Monday, December 6, 2010

Permanent Employment Crisis

Ben Bernanke appeared on Sixty Minutes last night and just as when his predecessor Alan Greenspan spoke, the world listened. Bernanke was less than sanguine that America's employment situation would improve any time soon. Clearly, the Federal Reserve Chairman remains much more concerned with what happens to his friends on Wall Street than with the day to day struggle on Main Street. And this is the problem for all the jiggering with monetary policy by the Fed and the bailouts and stimulus squandering by the Congress and the executive branch. Every day citizens have nothing to show, have gained nothing by in large after trillions (an enormous and heretofore almost inconceivable sum) have been spent. Jobless Americans in the millions have become a constant. And as long as the public accepts mendacity and mediocrity from the political class and the so-called elites, near ten percent unemployment (with joblessness counting those who are underemployed and those who have given up looking actually much higher) is bound to continue.
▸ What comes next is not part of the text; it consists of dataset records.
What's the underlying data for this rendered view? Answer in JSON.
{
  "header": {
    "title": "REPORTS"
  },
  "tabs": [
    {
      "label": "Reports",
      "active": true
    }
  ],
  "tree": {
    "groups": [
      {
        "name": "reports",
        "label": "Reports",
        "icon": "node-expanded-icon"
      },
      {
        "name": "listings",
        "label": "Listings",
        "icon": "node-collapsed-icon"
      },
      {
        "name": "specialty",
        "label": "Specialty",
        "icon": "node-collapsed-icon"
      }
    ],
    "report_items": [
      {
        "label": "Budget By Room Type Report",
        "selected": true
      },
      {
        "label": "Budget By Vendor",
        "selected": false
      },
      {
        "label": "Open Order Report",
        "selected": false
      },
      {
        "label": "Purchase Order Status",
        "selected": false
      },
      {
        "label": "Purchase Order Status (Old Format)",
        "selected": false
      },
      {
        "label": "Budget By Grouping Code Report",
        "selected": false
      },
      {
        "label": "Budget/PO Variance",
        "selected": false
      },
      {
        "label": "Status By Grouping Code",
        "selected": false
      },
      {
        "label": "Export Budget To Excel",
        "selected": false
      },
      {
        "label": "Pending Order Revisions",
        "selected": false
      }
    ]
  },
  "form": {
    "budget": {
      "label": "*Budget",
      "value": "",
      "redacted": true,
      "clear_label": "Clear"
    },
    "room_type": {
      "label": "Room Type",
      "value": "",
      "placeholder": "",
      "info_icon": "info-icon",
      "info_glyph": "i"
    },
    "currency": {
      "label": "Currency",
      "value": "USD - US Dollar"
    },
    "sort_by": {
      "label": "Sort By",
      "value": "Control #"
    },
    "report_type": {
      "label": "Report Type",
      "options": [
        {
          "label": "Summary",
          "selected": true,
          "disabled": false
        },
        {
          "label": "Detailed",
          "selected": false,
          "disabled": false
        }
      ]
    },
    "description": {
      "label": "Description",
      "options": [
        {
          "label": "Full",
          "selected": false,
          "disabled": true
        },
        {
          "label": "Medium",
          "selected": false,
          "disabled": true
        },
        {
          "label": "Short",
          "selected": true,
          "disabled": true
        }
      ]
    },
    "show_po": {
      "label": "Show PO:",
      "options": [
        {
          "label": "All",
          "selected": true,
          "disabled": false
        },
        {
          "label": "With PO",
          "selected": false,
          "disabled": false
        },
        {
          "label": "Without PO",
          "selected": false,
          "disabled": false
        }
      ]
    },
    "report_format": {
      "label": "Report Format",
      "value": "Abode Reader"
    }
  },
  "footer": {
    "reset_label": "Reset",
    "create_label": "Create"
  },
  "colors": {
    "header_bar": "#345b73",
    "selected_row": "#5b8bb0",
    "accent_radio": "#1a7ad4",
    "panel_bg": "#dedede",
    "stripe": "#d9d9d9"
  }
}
We need more than the sunny optimism that Ronald Reagan was noted for, but the last great President was no Pollyanna but a steady-handed leader who had a concrete plan to restart the Carter-stalled US economic engine. Any prescription for growing the US out of recession should now involve a lower not higher capital gains tax and lower marginal tax rates or some incarnation of the "fair" or flat tax at a rate not exceeding the low twenty percents at the highest. So long as a committed redistributionist remains at the White House, these growth measures will never happen.